Le mépris
Rien de plus méprisable que le mépris, et pour cela rien qui blesse davantage, de quelque manière qu’on le subisse.
Pour cela sans doute, le terme est depuis un certain nombre d’années le point Godwin de la droite lors des débats politiques. « Vous méprisez les Français qui se lèvent tôt » ou pire « ceux qui habitent dans les quartiers et sont gênés par les odeurs… ». Ce point Godwin-là connaît en effet mille variantes, en France et au-delà, et Donald Trump comme tous les populistes le décline à plaisir.
Aujourd’hui, c’est au sein de la gauche qu’il atteint le grade de vocation définitive aux gémonies. D’autant que le mot est si violent qu’il met celui qui le reçoit à la figure dans une brève sidération laquelle est d’ailleurs la raison de son usage.
Hier, pour avoir posé la question « Du million de pétitionnaires qui exigent le retrait de la loi travail, combien en ont lu une seule ligne », j’ai reçu en salves -mais seulement après quelques heures quand les détenteurs de la VraieGauche s’en sont emparés- les coups de cette arme fatale. Le tweet, je le reconnais volontiers, aurait été plus justement formulé en écrivant « combien n’en connaissent davantage que l’écho dans les médias ? ».
Cette question méritait sans doute d’être posée puisqu’elle tient aujourd’hui une place importante d’un papier du « Monde » mais de ma part elle ne pouvait évidemment relever que du « mépris » : mépris des jeunes, mépris des pauvres, mépris des chômeurs, mépris pour ceux dont apparemment je crois qu’ils ne savent pas lire, mépris pour les Français en général, mépris pour ceux qui ont des valeurs, mépris pour la gauche (la vraie), mépris pour mes engagements de campagne… Ce mépris quasi universel faisant de moi, au choix, un suppôt du Président de la République, du Gouvernement, de Manuel Valls, de Myriam el Khomri, des parlementaires en général et des élus qui sont tous des jean-foutre.

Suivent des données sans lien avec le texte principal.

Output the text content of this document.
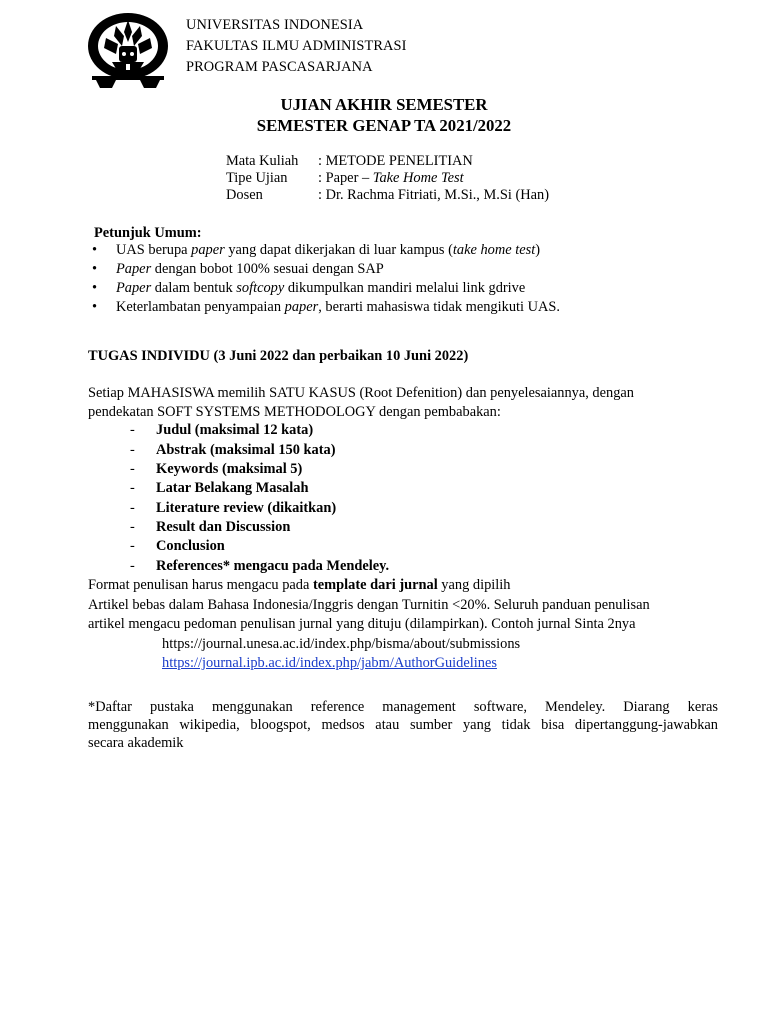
UNIVERSITAS INDONESIA
FAKULTAS ILMU ADMINISTRASI
PROGRAM PASCASARJANA
UJIAN AKHIR SEMESTER
SEMESTER GENAP TA 2021/2022
Mata Kuliah : METODE PENELITIAN
Tipe Ujian : Paper – Take Home Test
Dosen	: Dr. Rachma Fitriati, M.Si., M.Si (Han)
Petunjuk Umum:
• UAS berupa paper yang dapat dikerjakan di luar kampus (take home test)
• Paper dengan bobot 100% sesuai dengan SAP
• Paper dalam bentuk softcopy dikumpulkan mandiri melalui link gdrive
• Keterlambatan penyampaian paper, berarti mahasiswa tidak mengikuti UAS.
TUGAS INDIVIDU (3 Juni 2022 dan perbaikan 10 Juni 2022)
Setiap MAHASISWA memilih SATU KASUS (Root Defenition) dan penyelesaiannya, dengan
pendekatan SOFT SYSTEMS METHODOLOGY dengan pembabakan:
- Judul (maksimal 12 kata)
- Abstrak (maksimal 150 kata)
- Keywords (maksimal 5)
- Latar Belakang Masalah
- Literature review (dikaitkan)
- Result dan Discussion
- Conclusion
- References* mengacu pada Mendeley.
Format penulisan harus mengacu pada template dari jurnal yang dipilih
Artikel bebas dalam Bahasa Indonesia/Inggris dengan Turnitin <20%. Seluruh panduan penulisan
artikel mengacu pedoman penulisan jurnal yang dituju (dilampirkan). Contoh jurnal Sinta 2nya
https://journal.unesa.ac.id/index.php/bisma/about/submissions
https://journal.ipb.ac.id/index.php/jabm/AuthorGuidelines
*Daftar pustaka menggunakan reference management software, Mendeley. Diarang keras
menggunakan wikipedia, bloogspot, medsos atau sumber yang tidak bisa dipertanggung-jawabkan
secara akademik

Rien qui me touche autant que cette accusation de mépris. Je l’ai essuyé quelquefois, j’en connais l’inguérissable blessure et je mets en garde contre son usage tout autant que sur son expression. Le mépris n’est pas toujours où l’on croit.
Je le reconnais: ma colère concernait plus les initiateurs de la pétition demandant purement et simplement le retrait de la loi travail avant même que personne n’ait le texte en sa possession que les pétitionnaires eux-mêmes. Je ne veux pas même les citer et j’aurais préféré les entendre en leurs qualités sur les inégalités sociales et culturelles des femmes ou sur le drame des réfugiés. Car en effet de quel mépris font-ils preuves en demandant le retrait d’un texte qu’ils n’ont pas pu analyser avant le lancement de la pétition ; avant son examen et son amendement par les parlementaires qui représentent la démocratie dans notre pays ; envers la ministre Myriam El Khomri qui donne son nom à cette loi et reçoit des insultes bien peu en rapport avec son parcours et sa condition de femme ?
Où est le mépris ? Chez celui qui s’interroge ou chez celui qui avant de lancer une action de buzz médiatique n’en mesure pas les effets ? Chez celui qui ose mobiliser des lycéens qui dans un cas sur 4 ne pourront entrer dans un marché du travail verrouillé et n’y trouveront au mieux que des CDD à répétition ? Chez celui qui ose parquer sous l’étiquette « Medef » des milliers de petites entreprises qui n’osent pas embaucher par peur du coût d’un licenciement (laquelle peut varier de 1 à 10 d’un conseil des prud’hommes à l’autre) ?
Où est le mépris ? Que chacun, avant de l’utiliser en l’air comme arme fatale, se garde de le voir éclater à ses pieds.